What can we do as public servants, in an oft-overlooked station in local government, to inject civility? There are basic guidelines to follow that will serve those depending on the leaders in this situation and all others. In practice, it may not be appropriate to advocate, per se, as federal, state, and local government officials — although there is no rule against replicating and sharing these messages about equity. In fact, there may even be an unsaid obligation to lend integrity to, as well as replicate, those messages, so they dominate media airways with a leading narrative that shifts the message to include everyone.
Regardless of your position, you can use clarity to inform everyone: The virus is the enemy, not the person who is infected; the outbreak could have started anywhere, and of course now, it’s everywhere. It just happened that research indicates it did start in China.

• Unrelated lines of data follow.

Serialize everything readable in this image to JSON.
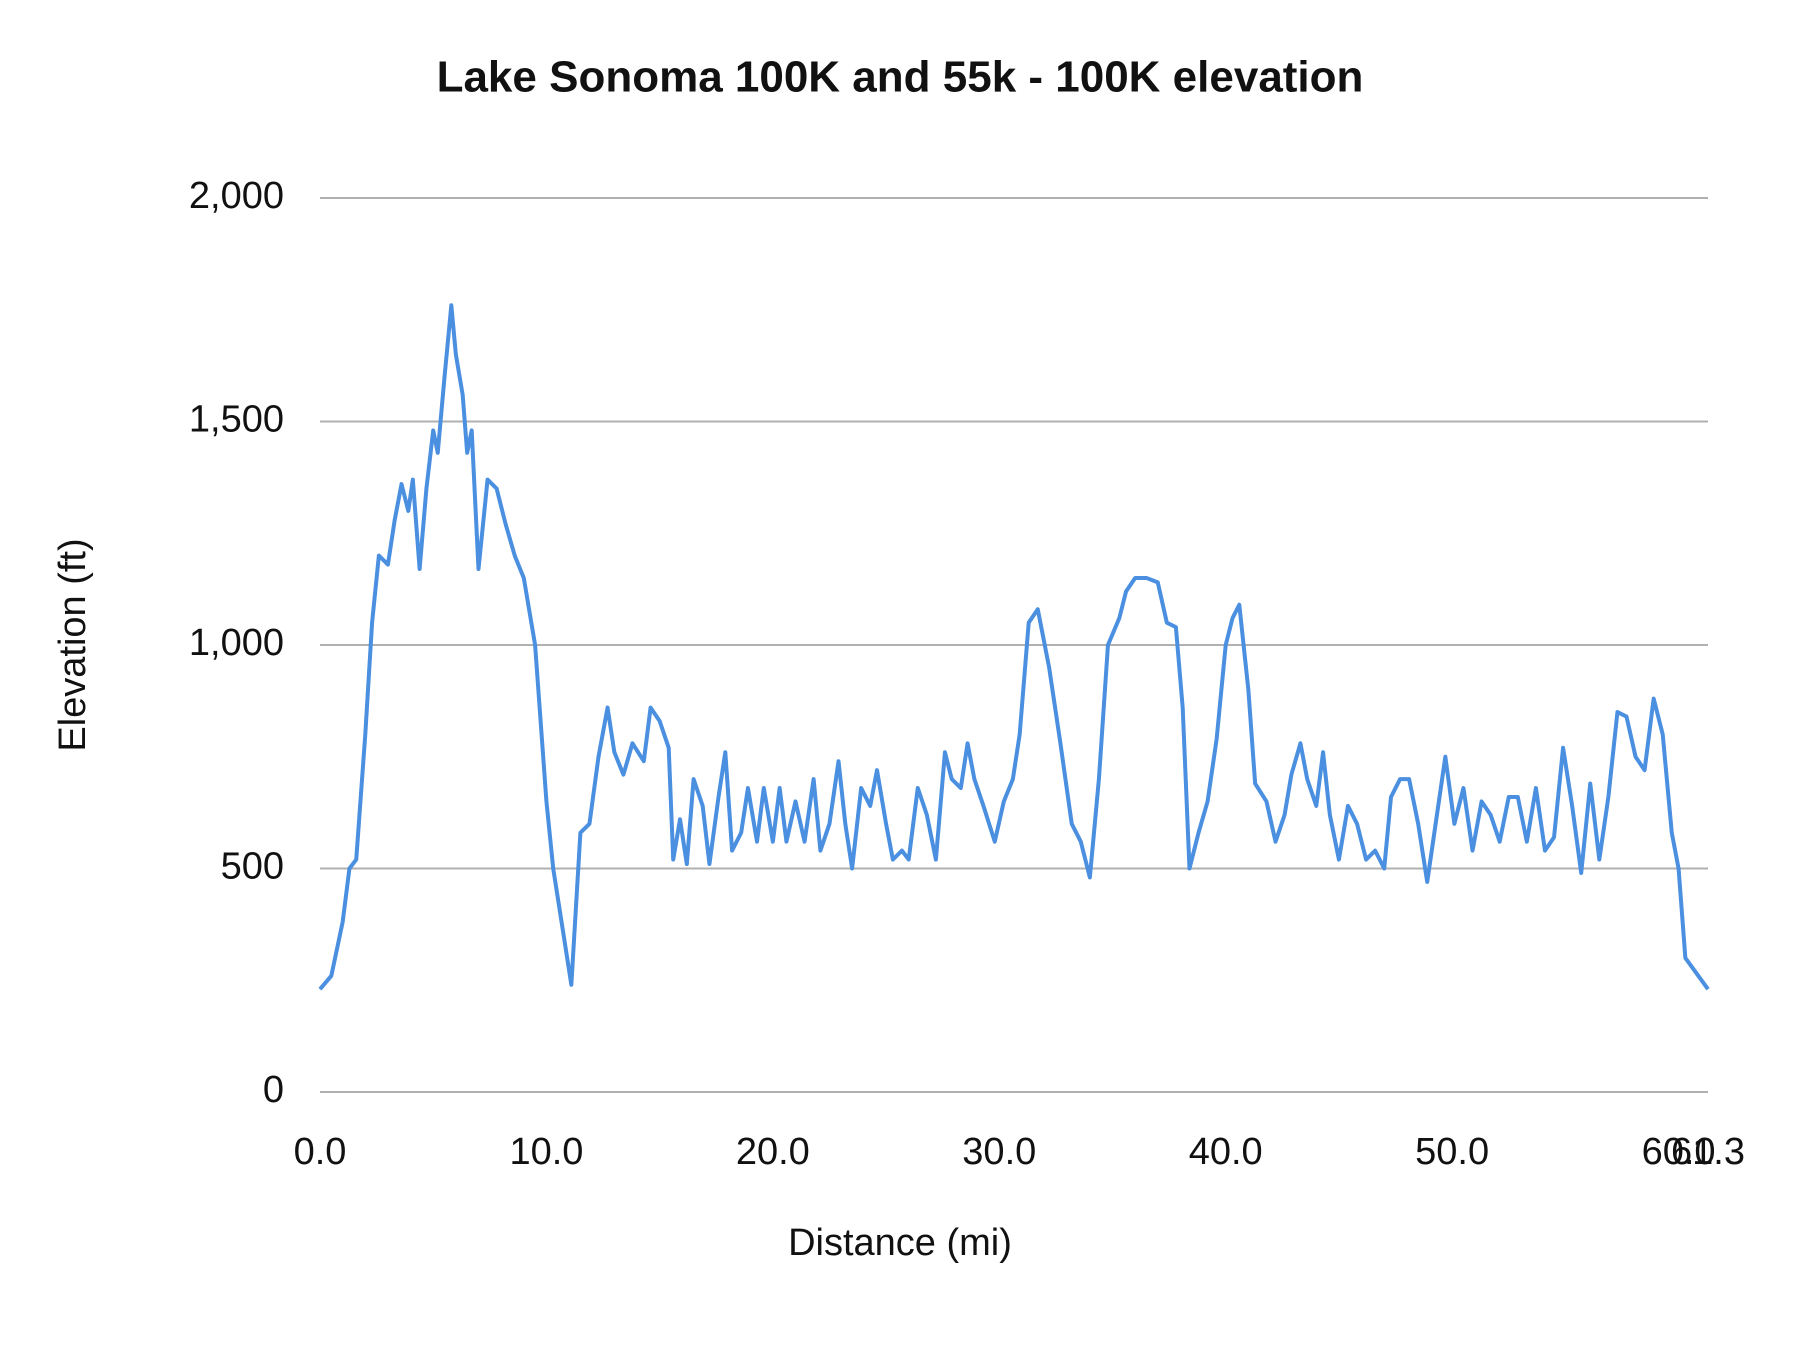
{
  "chart_data": {
    "type": "line",
    "title": "Lake Sonoma 100K and 55k - 100K elevation",
    "x_label": "Distance (mi)",
    "y_label": "Elevation (ft)",
    "xlim": [
      0,
      61.3
    ],
    "ylim": [
      0,
      2000
    ],
    "xticks": [
      {
        "value": 0,
        "label": "0.0"
      },
      {
        "value": 10,
        "label": "10.0"
      },
      {
        "value": 20,
        "label": "20.0"
      },
      {
        "value": 30,
        "label": "30.0"
      },
      {
        "value": 40,
        "label": "40.0"
      },
      {
        "value": 50,
        "label": "50.0"
      },
      {
        "value": 60,
        "label": "60.0"
      },
      61.3
    ],
    "yticks": [
      0,
      500,
      {
        "value": 1000,
        "label": "1,000"
      },
      {
        "value": 1500,
        "label": "1,500"
      },
      {
        "value": 2000,
        "label": "2,000"
      }
    ],
    "grid": true,
    "x": [
      0,
      0.5,
      1,
      1.3,
      1.6,
      2,
      2.3,
      2.6,
      3,
      3.3,
      3.6,
      3.9,
      4.1,
      4.4,
      4.7,
      5.0,
      5.2,
      5.5,
      5.8,
      6.0,
      6.3,
      6.5,
      6.7,
      7.0,
      7.4,
      7.8,
      8.2,
      8.6,
      9.0,
      9.5,
      10.0,
      10.3,
      10.7,
      11.1,
      11.5,
      11.9,
      12.3,
      12.7,
      13.0,
      13.4,
      13.8,
      14.3,
      14.6,
      15.0,
      15.4,
      15.6,
      15.9,
      16.2,
      16.5,
      16.9,
      17.2,
      17.6,
      17.9,
      18.2,
      18.6,
      18.9,
      19.3,
      19.6,
      20.0,
      20.3,
      20.6,
      21.0,
      21.4,
      21.8,
      22.1,
      22.5,
      22.9,
      23.2,
      23.5,
      23.9,
      24.3,
      24.6,
      25.0,
      25.3,
      25.7,
      26.0,
      26.4,
      26.8,
      27.2,
      27.6,
      27.9,
      28.3,
      28.6,
      28.9,
      29.3,
      29.8,
      30.2,
      30.6,
      30.9,
      31.3,
      31.7,
      32.2,
      32.7,
      33.2,
      33.6,
      34.0,
      34.4,
      34.8,
      35.3,
      35.6,
      36.0,
      36.5,
      37.0,
      37.4,
      37.8,
      38.1,
      38.4,
      38.8,
      39.2,
      39.6,
      40.0,
      40.3,
      40.6,
      41.0,
      41.3,
      41.8,
      42.2,
      42.6,
      42.9,
      43.3,
      43.6,
      44.0,
      44.3,
      44.6,
      45.0,
      45.4,
      45.8,
      46.2,
      46.6,
      47.0,
      47.3,
      47.7,
      48.1,
      48.5,
      48.9,
      49.3,
      49.7,
      50.1,
      50.5,
      50.9,
      51.3,
      51.7,
      52.1,
      52.5,
      52.9,
      53.3,
      53.7,
      54.1,
      54.5,
      54.9,
      55.3,
      55.7,
      56.1,
      56.5,
      56.9,
      57.3,
      57.7,
      58.1,
      58.5,
      58.9,
      59.3,
      59.7,
      60.0,
      60.3,
      61.3
    ],
    "series": [
      {
        "color": "#4a8fe0",
        "values": [
          230,
          260,
          380,
          500,
          520,
          800,
          1050,
          1200,
          1180,
          1280,
          1360,
          1300,
          1370,
          1170,
          1350,
          1480,
          1430,
          1600,
          1760,
          1650,
          1560,
          1430,
          1480,
          1170,
          1370,
          1350,
          1270,
          1200,
          1150,
          1000,
          650,
          500,
          370,
          240,
          580,
          600,
          750,
          860,
          760,
          710,
          780,
          740,
          860,
          830,
          770,
          520,
          610,
          510,
          700,
          640,
          510,
          660,
          760,
          540,
          580,
          680,
          560,
          680,
          560,
          680,
          560,
          650,
          560,
          700,
          540,
          600,
          740,
          600,
          500,
          680,
          640,
          720,
          600,
          520,
          540,
          520,
          680,
          620,
          520,
          760,
          700,
          680,
          780,
          700,
          640,
          560,
          650,
          700,
          800,
          1050,
          1080,
          950,
          780,
          600,
          560,
          480,
          700,
          1000,
          1060,
          1120,
          1150,
          1150,
          1140,
          1050,
          1040,
          860,
          500,
          580,
          650,
          790,
          1000,
          1060,
          1090,
          900,
          690,
          650,
          560,
          620,
          710,
          780,
          700,
          640,
          760,
          620,
          520,
          640,
          600,
          520,
          540,
          500,
          660,
          700,
          700,
          600,
          470,
          610,
          750,
          600,
          680,
          540,
          650,
          620,
          560,
          660,
          660,
          560,
          680,
          540,
          570,
          770,
          640,
          490,
          690,
          520,
          660,
          850,
          840,
          750,
          720,
          880,
          800,
          580,
          500,
          300,
          230
        ]
      }
    ]
  }
}
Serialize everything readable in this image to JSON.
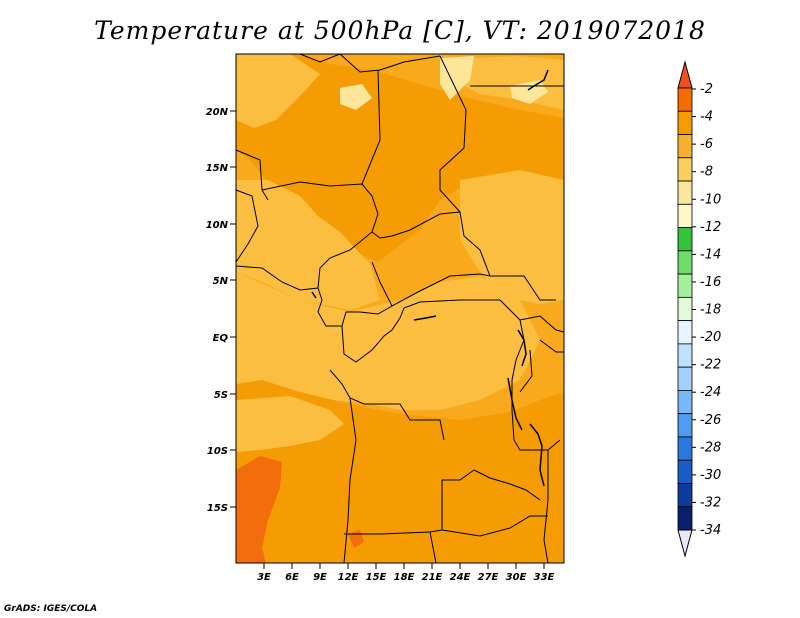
{
  "title": "Temperature at 500hPa [C], VT: 2019072018",
  "footer": "GrADS: IGES/COLA",
  "map": {
    "lat_labels": [
      "20N",
      "15N",
      "10N",
      "5N",
      "EQ",
      "5S",
      "10S",
      "15S"
    ],
    "lon_labels": [
      "3E",
      "6E",
      "9E",
      "12E",
      "15E",
      "18E",
      "21E",
      "24E",
      "27E",
      "30E",
      "33E"
    ]
  },
  "colorbar": {
    "labels": [
      "-2",
      "-4",
      "-6",
      "-8",
      "-10",
      "-12",
      "-14",
      "-16",
      "-18",
      "-20",
      "-22",
      "-24",
      "-26",
      "-28",
      "-30",
      "-32",
      "-34"
    ],
    "colors": [
      "#f0501e",
      "#f56c00",
      "#f59b00",
      "#f7b030",
      "#f9d060",
      "#fbe6a0",
      "#fff7c8",
      "#36c23c",
      "#6fdc6c",
      "#a4ef9c",
      "#e2fad9",
      "#e6f5ff",
      "#bfe0ff",
      "#a2d0f8",
      "#78b8f6",
      "#4f9cf0",
      "#2b79e0",
      "#1a5cc8",
      "#0e3c9e",
      "#0a1e6e",
      "#e8e8f8"
    ],
    "colors_order": "top_to_bottom"
  },
  "colors": {
    "field_base": "#f9a91c",
    "field_warm": "#f59c04",
    "field_cool": "#fbbe40",
    "field_coolest": "#fde69a",
    "field_hot": "#f36d0c",
    "border": "#000000"
  }
}
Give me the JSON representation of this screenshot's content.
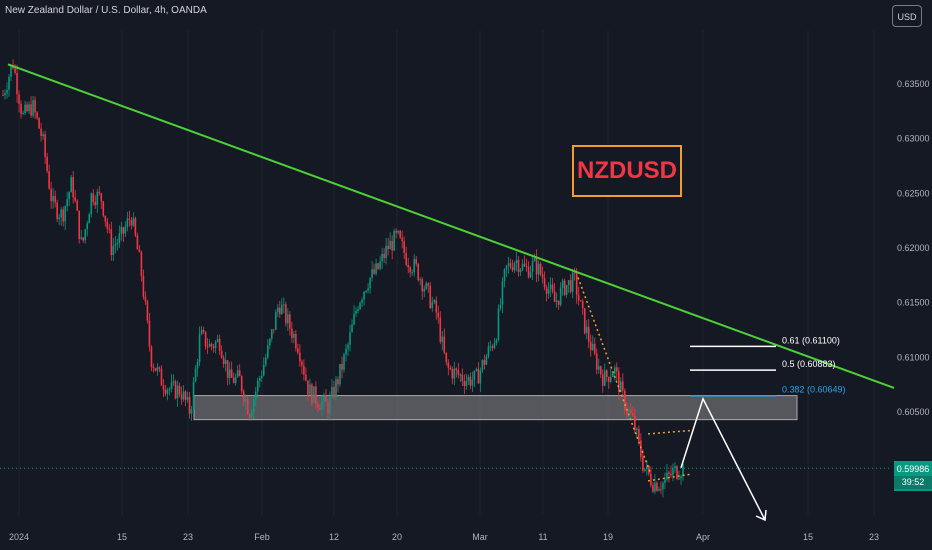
{
  "header": {
    "symbol_title": "New Zealand Dollar / U.S. Dollar, 4h, OANDA",
    "currency_button": "USD"
  },
  "annotation": {
    "pair_label": "NZDUSD"
  },
  "last_price": {
    "value": "0.59986",
    "countdown": "39:52"
  },
  "colors": {
    "background": "#151924",
    "up_candle": "#089981",
    "down_candle": "#f23645",
    "trendline": "#4cd137",
    "fib_line": "#ffffff",
    "fib_382": "#22a7f0",
    "zone": "#808080",
    "label_border": "#f29e2c",
    "label_text": "#f23645"
  },
  "chart_data": {
    "type": "candlestick",
    "title": "New Zealand Dollar / U.S. Dollar, 4h, OANDA",
    "x_ticks": [
      "2024",
      "15",
      "23",
      "Feb",
      "12",
      "20",
      "Mar",
      "11",
      "19",
      "Apr",
      "15",
      "23"
    ],
    "y_ticks": [
      "0.63500",
      "0.63000",
      "0.62500",
      "0.62000",
      "0.61500",
      "0.61000",
      "0.60500"
    ],
    "ylim": [
      0.597,
      0.637
    ],
    "price_path": [
      [
        0.634,
        0.637
      ],
      [
        0.632,
        0.633
      ],
      [
        0.63,
        0.624
      ],
      [
        0.623,
        0.626
      ],
      [
        0.62,
        0.625
      ],
      [
        0.6245,
        0.62
      ],
      [
        0.621,
        0.623
      ],
      [
        0.618,
        0.61
      ],
      [
        0.608,
        0.607
      ],
      [
        0.607,
        0.605
      ],
      [
        0.612,
        0.611
      ],
      [
        0.6115,
        0.608
      ],
      [
        0.608,
        0.605
      ],
      [
        0.608,
        0.611
      ],
      [
        0.615,
        0.613
      ],
      [
        0.611,
        0.607
      ],
      [
        0.606,
        0.6055
      ],
      [
        0.608,
        0.611
      ],
      [
        0.615,
        0.617
      ],
      [
        0.618,
        0.62
      ],
      [
        0.621,
        0.619
      ],
      [
        0.618,
        0.616
      ],
      [
        0.614,
        0.609
      ],
      [
        0.6085,
        0.608
      ],
      [
        0.608,
        0.61
      ],
      [
        0.612,
        0.618
      ],
      [
        0.619,
        0.618
      ],
      [
        0.6185,
        0.617
      ],
      [
        0.615,
        0.6165
      ],
      [
        0.617,
        0.613
      ],
      [
        0.61,
        0.608
      ],
      [
        0.609,
        0.606
      ],
      [
        0.604,
        0.6
      ],
      [
        0.5985,
        0.5985
      ],
      [
        0.5995,
        0.5999
      ]
    ],
    "trendline": {
      "from": [
        "2024",
        0.6368
      ],
      "to": [
        "Apr 23+",
        0.6072
      ]
    },
    "zone": {
      "low": 0.6043,
      "high": 0.6065
    },
    "fib_levels": [
      {
        "label": "0.61 (0.61100)",
        "value": 0.611
      },
      {
        "label": "0.5 (0.60883)",
        "value": 0.60883
      },
      {
        "label": "0.382 (0.60649)",
        "value": 0.60649
      }
    ],
    "last_price": 0.59986,
    "projection": [
      0.5999,
      0.6062,
      0.597
    ]
  }
}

It’s important to understand, and boldly share, this is not because of any fault of any one country, and importantly not the Chinese nation, as some would lead you to believe; this outbreak has little to do with the LGBTQ community; and whom they’re choosing to love, just the same as it does not affect the homeless, indigent, or immigrant community any more, under the same conditions, as it does affluent, majority-member individuals.
Finally, the most important message we can share, and for the sake of humanity: we ‘re all in this together. This can only be contained through collective, global cooperation.
Why is that important? Because without exception, and under any condition, we’re better together.